The space is free to use for those wishing to hold memorials, although donations are accepted.

Attendees will be able to leave trinkets for their loved ones at The Dragon’s Den, a big sculptural dragon piece that breathes actual fire. There will also be a grief wall with paper that attendees can write on. They can then take the notes with them, leave them on the wall, or burn them in the dragon.

Ritz Sullivan said that those who have lost loved ones to COVID have not had a space to share their grief without being shamed or judged outside of the COVID bereaved community.

“There’s been a lot of suppression of grief,” Ritz Sullivan said.

And she said that there is no wrong way to come to the memorial and grieve, whether it is with sadness or a beautiful thought.

“Anger is welcome as well,” she said. “However you feel is valid.”

Attendees will be asked to mask “for the safety of everyone” at the outdoor event, with Ritz Sullivan noting that the pandemic is still ongoing and deadly.

“We lost 57 people last week in Massachusetts,” she said.

In addition to Domb and Blais, Sen. Adam Hinds, D-Pittsfield, Rep. Paul Mark, D-Becket, and Rep.
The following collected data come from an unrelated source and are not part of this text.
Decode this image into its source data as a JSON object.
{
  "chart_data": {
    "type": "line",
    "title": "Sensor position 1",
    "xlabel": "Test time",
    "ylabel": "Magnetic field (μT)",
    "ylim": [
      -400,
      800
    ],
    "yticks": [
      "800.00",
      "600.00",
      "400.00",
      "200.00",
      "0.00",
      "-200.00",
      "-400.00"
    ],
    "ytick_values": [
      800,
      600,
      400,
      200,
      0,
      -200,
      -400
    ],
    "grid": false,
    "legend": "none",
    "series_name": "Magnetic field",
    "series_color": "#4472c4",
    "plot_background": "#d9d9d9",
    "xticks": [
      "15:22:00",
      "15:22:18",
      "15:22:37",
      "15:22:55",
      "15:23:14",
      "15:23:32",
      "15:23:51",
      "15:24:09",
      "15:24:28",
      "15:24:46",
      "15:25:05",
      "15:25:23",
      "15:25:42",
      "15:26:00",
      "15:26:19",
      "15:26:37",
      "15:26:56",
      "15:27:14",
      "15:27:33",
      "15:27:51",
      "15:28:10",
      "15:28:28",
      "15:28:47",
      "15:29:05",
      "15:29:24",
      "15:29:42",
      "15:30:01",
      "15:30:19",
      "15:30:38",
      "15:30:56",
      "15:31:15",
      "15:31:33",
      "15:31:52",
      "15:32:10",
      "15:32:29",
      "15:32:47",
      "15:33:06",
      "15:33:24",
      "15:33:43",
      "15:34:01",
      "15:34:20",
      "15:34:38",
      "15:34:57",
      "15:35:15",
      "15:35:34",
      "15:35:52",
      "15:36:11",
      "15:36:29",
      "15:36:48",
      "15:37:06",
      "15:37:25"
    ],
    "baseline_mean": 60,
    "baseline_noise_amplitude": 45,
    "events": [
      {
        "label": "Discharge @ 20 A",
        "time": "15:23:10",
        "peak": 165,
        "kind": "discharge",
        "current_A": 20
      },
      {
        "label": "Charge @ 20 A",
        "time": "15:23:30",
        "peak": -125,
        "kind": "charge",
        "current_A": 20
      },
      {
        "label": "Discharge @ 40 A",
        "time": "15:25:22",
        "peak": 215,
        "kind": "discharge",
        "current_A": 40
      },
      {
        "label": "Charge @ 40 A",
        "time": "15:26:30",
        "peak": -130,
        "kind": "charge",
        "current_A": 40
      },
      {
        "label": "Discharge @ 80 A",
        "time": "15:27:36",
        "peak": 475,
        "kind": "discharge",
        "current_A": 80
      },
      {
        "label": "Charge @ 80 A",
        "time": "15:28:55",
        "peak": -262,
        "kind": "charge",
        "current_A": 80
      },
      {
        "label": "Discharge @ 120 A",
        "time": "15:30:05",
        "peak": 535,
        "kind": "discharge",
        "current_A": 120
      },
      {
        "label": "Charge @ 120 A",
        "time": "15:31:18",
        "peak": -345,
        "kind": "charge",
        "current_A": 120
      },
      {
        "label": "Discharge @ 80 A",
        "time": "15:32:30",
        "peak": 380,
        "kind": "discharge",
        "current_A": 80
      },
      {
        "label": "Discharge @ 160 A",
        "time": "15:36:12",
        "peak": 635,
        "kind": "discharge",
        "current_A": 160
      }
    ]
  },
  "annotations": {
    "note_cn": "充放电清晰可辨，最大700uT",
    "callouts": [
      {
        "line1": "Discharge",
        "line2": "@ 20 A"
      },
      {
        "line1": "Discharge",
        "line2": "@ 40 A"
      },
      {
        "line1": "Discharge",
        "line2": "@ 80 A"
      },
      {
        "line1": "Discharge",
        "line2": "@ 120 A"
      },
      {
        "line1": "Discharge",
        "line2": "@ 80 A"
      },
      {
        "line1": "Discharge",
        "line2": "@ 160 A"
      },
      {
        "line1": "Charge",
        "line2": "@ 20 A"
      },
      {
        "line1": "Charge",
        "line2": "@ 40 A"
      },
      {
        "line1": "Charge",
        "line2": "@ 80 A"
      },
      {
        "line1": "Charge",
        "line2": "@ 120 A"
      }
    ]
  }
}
Lindsay Sabadosa, D-Northampton, will also be in attendance.

Sabadosa said that it’s important to take a moment to remember those who have died due to COVID, and to learn from the mistakes that were made.

“What does our public health response look like next time?” she said.

Ritz Sullivan said that she expects roughly 60 people at the event, although the space can accommodate a lot more.

Those who wish to submit their loved ones names for obituaries that will be read at the ceremony can email Ritz Sullivan at The deadline for doing so is Thursday, Sept. 1.

“We are fighting for recognition every day,” Ritz Sullivan said. “Memorialization is radical work around COVID.”